Dada, who has served as president of the National Association of Workforce Boards, agrees that there is a lot of duplication, with more than a half-dozen Cabinet-level agencies playing a role in the funding process. But he pointed out that local boards are dominated by business executives, along with educators, labor leaders and others, who understand communities' needs.
The bill passed by a 215-202 margin. Rep. Paul Cook, R-Yucca Valley, was one of 14 Republican to cross party lines and oppose the measure, joining Inland Democrats Mark Takano and Raul Ruiz. Other area Republicans, including Ken Calvert, Duncan Hunter and Gary Miller, voted in favor.
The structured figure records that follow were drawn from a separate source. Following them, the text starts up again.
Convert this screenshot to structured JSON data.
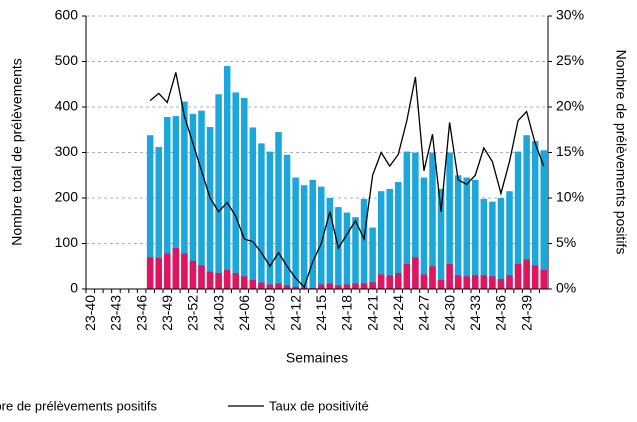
{
  "chart_data": {
    "type": "bar",
    "x_label": "Semaines",
    "y_label": "Nombre total de prélèvements",
    "y2_label": "Nombre de prélèvements positifs",
    "categories": [
      "23-40",
      null,
      null,
      "23-43",
      null,
      null,
      "23-46",
      null,
      null,
      "23-49",
      null,
      null,
      "23-52",
      null,
      null,
      "24-03",
      null,
      null,
      "24-06",
      null,
      null,
      "24-09",
      null,
      null,
      "24-12",
      null,
      null,
      "24-15",
      null,
      null,
      "24-18",
      null,
      null,
      "24-21",
      null,
      null,
      "24-24",
      null,
      null,
      "24-27",
      null,
      null,
      "24-30",
      null,
      null,
      "24-33",
      null,
      null,
      "24-36",
      null,
      null,
      "24-39",
      null,
      null
    ],
    "series": [
      {
        "color": "#1ba6dc",
        "values": [
          null,
          null,
          null,
          null,
          null,
          null,
          null,
          338,
          312,
          378,
          380,
          412,
          385,
          392,
          356,
          428,
          490,
          432,
          420,
          355,
          320,
          302,
          345,
          295,
          245,
          228,
          240,
          225,
          200,
          180,
          168,
          158,
          198,
          135,
          215,
          220,
          235,
          302,
          300,
          245,
          300,
          220,
          300,
          250,
          245,
          240,
          198,
          192,
          200,
          215,
          302,
          338,
          325,
          305
        ]
      },
      {
        "name": "Nombre de prélèvements positifs",
        "color": "#e0145f",
        "values": [
          null,
          null,
          null,
          null,
          null,
          null,
          null,
          70,
          68,
          78,
          90,
          78,
          62,
          52,
          38,
          35,
          42,
          35,
          28,
          20,
          14,
          10,
          12,
          8,
          5,
          3,
          2,
          10,
          12,
          8,
          10,
          12,
          12,
          15,
          32,
          30,
          35,
          55,
          70,
          32,
          50,
          20,
          55,
          30,
          28,
          30,
          30,
          28,
          22,
          30,
          55,
          65,
          52,
          42
        ]
      },
      {
        "name": "Taux de positivité",
        "type": "line",
        "axis": "y2",
        "color": "#000000",
        "values": [
          null,
          null,
          null,
          null,
          null,
          null,
          null,
          20.7,
          21.5,
          20.5,
          23.8,
          19,
          16,
          13,
          10,
          8.5,
          9.5,
          8,
          5.5,
          5.2,
          4,
          2.5,
          4,
          2.5,
          1.2,
          0.2,
          3,
          5,
          8.5,
          4.5,
          6,
          7.5,
          5.5,
          12.5,
          15,
          13.5,
          14.8,
          18.5,
          23.3,
          13,
          17,
          8.5,
          18.3,
          12,
          11.5,
          12.5,
          15.5,
          14,
          10.5,
          14,
          18.5,
          19.5,
          16,
          13.5
        ]
      }
    ],
    "ylim": [
      0,
      600
    ],
    "yticks": [
      0,
      100,
      200,
      300,
      400,
      500,
      600
    ],
    "y2lim": [
      0,
      30
    ],
    "y2ticks": [
      {
        "value": 0,
        "label": "0%"
      },
      {
        "value": 5,
        "label": "5%"
      },
      {
        "value": 10,
        "label": "10%"
      },
      {
        "value": 15,
        "label": "15%"
      },
      {
        "value": 20,
        "label": "20%"
      },
      {
        "value": 25,
        "label": "25%"
      },
      {
        "value": 30,
        "label": "30%"
      }
    ],
    "grid": true
  }
}
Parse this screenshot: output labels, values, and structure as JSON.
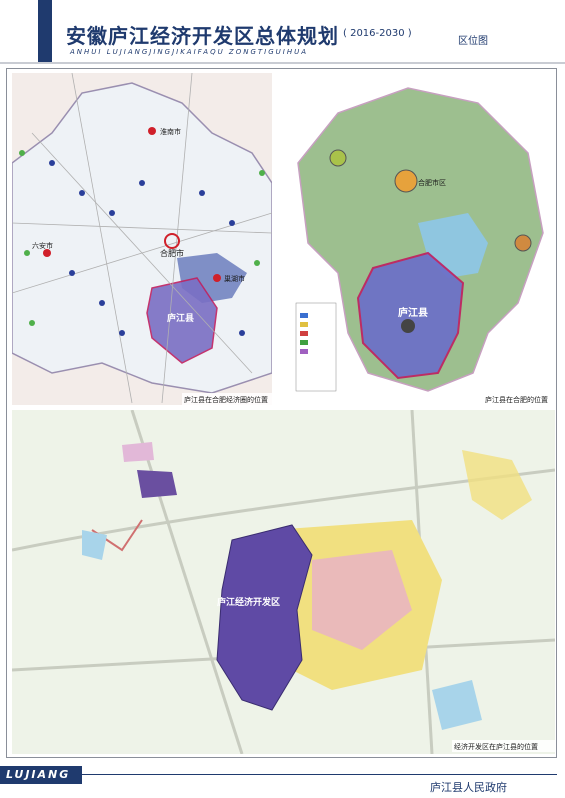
{
  "header": {
    "title": "安徽庐江经济开发区总体规划",
    "years": "( 2016-2030 )",
    "subtitle": "ANHUI LUJIANGJINGJIKAIFAQU ZONGTIGUIHUA",
    "section": "区位图"
  },
  "maps": [
    {
      "caption": "庐江县在合肥经济圈的位置",
      "labels": [
        "合肥市",
        "六安市",
        "淮南市",
        "巢湖市",
        "庐江县"
      ]
    },
    {
      "caption": "庐江县在合肥的位置",
      "labels": [
        "合肥市区",
        "庐江县"
      ]
    },
    {
      "caption": "经济开发区在庐江县的位置",
      "labels": [
        "庐江经济开发区"
      ]
    }
  ],
  "footer": {
    "logo": "LUJIANG",
    "org": "庐江县人民政府"
  }
}
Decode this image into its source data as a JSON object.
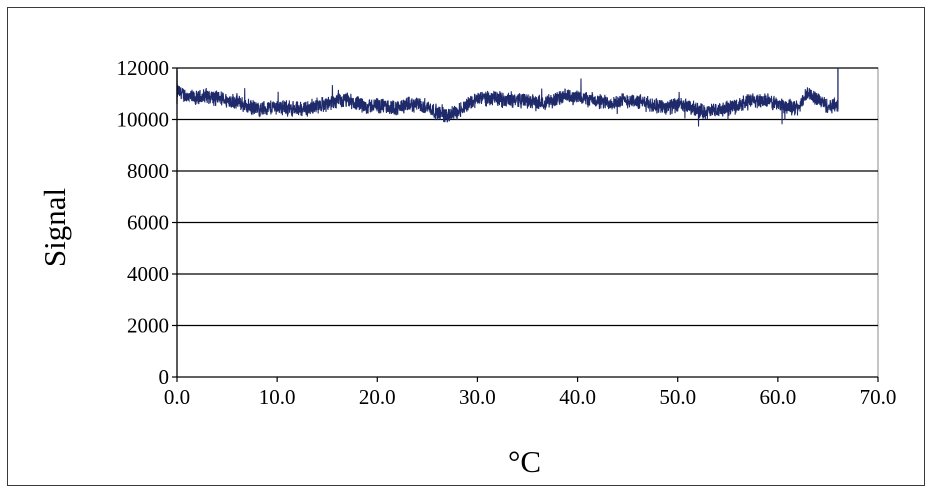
{
  "chart_data": {
    "type": "line",
    "title": "",
    "xlabel": "°C",
    "ylabel": "Signal",
    "xlim": [
      0,
      70
    ],
    "ylim": [
      0,
      12000
    ],
    "x_ticks": [
      "0.0",
      "10.0",
      "20.0",
      "30.0",
      "40.0",
      "50.0",
      "60.0",
      "70.0"
    ],
    "y_ticks": [
      "0",
      "2000",
      "4000",
      "6000",
      "8000",
      "10000",
      "12000"
    ],
    "grid": "horizontal",
    "legend": "none",
    "series": [
      {
        "color": "#1f2a6b",
        "points": [
          [
            0.0,
            11100
          ],
          [
            1.0,
            10900
          ],
          [
            2.0,
            10800
          ],
          [
            3.0,
            10950
          ],
          [
            4.0,
            10800
          ],
          [
            5.0,
            10750
          ],
          [
            6.0,
            10700
          ],
          [
            7.0,
            10500
          ],
          [
            8.0,
            10400
          ],
          [
            9.0,
            10450
          ],
          [
            10.0,
            10500
          ],
          [
            11.0,
            10450
          ],
          [
            12.0,
            10400
          ],
          [
            13.0,
            10450
          ],
          [
            14.0,
            10550
          ],
          [
            15.0,
            10600
          ],
          [
            16.0,
            10700
          ],
          [
            17.0,
            10750
          ],
          [
            18.0,
            10600
          ],
          [
            19.0,
            10500
          ],
          [
            20.0,
            10550
          ],
          [
            21.0,
            10500
          ],
          [
            22.0,
            10450
          ],
          [
            23.0,
            10550
          ],
          [
            24.0,
            10600
          ],
          [
            25.0,
            10500
          ],
          [
            26.0,
            10250
          ],
          [
            27.0,
            10150
          ],
          [
            28.0,
            10300
          ],
          [
            29.0,
            10600
          ],
          [
            30.0,
            10800
          ],
          [
            31.0,
            10850
          ],
          [
            32.0,
            10800
          ],
          [
            33.0,
            10750
          ],
          [
            34.0,
            10800
          ],
          [
            35.0,
            10700
          ],
          [
            36.0,
            10650
          ],
          [
            37.0,
            10700
          ],
          [
            38.0,
            10800
          ],
          [
            39.0,
            10900
          ],
          [
            40.0,
            10850
          ],
          [
            41.0,
            10800
          ],
          [
            42.0,
            10700
          ],
          [
            43.0,
            10650
          ],
          [
            44.0,
            10700
          ],
          [
            45.0,
            10750
          ],
          [
            46.0,
            10700
          ],
          [
            47.0,
            10600
          ],
          [
            48.0,
            10550
          ],
          [
            49.0,
            10500
          ],
          [
            50.0,
            10550
          ],
          [
            51.0,
            10500
          ],
          [
            52.0,
            10350
          ],
          [
            53.0,
            10300
          ],
          [
            54.0,
            10350
          ],
          [
            55.0,
            10450
          ],
          [
            56.0,
            10550
          ],
          [
            57.0,
            10700
          ],
          [
            58.0,
            10750
          ],
          [
            59.0,
            10700
          ],
          [
            60.0,
            10600
          ],
          [
            61.0,
            10500
          ],
          [
            62.0,
            10450
          ],
          [
            63.0,
            11000
          ],
          [
            64.0,
            10800
          ],
          [
            65.0,
            10500
          ],
          [
            66.0,
            10600
          ]
        ],
        "noise_amplitude": 350
      }
    ]
  }
}
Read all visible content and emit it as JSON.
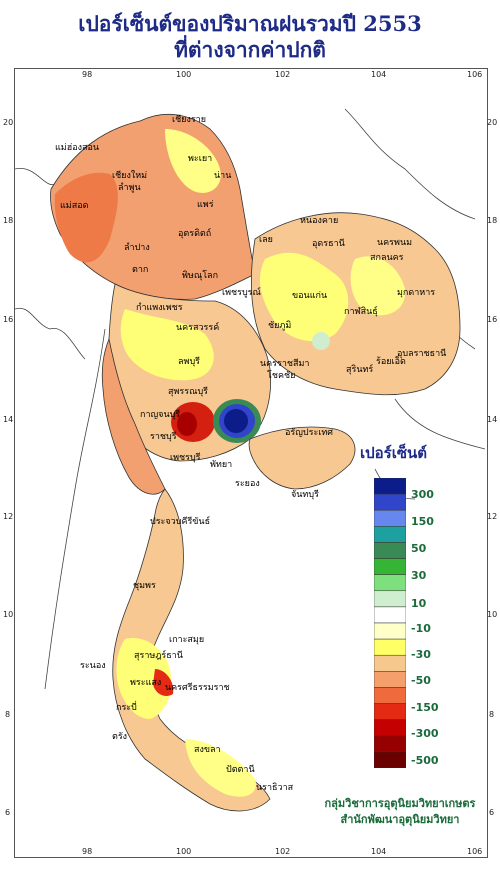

Dada said such a large number of Republicans to vote against the party's majority might influence the vote when it comes up in the Senate. Allison Preiss, a spokesperson for Sen. Tom Harkin, D-Iowa, who chairs the Senate Health, Education, Labor and Pensions committee, said in an email that the House vote was largely a partisan one.
"By arbitrarily eliminating or consolidating dozens of programs in favor of a block grant, the bill fails to safeguard the interests of those most in need, including Americans with disabilities, low-income Americans, disconnected youth, and dislocated workers," Preiss said in the email. "It mutes the voice of workers in the nation's public workforce development system."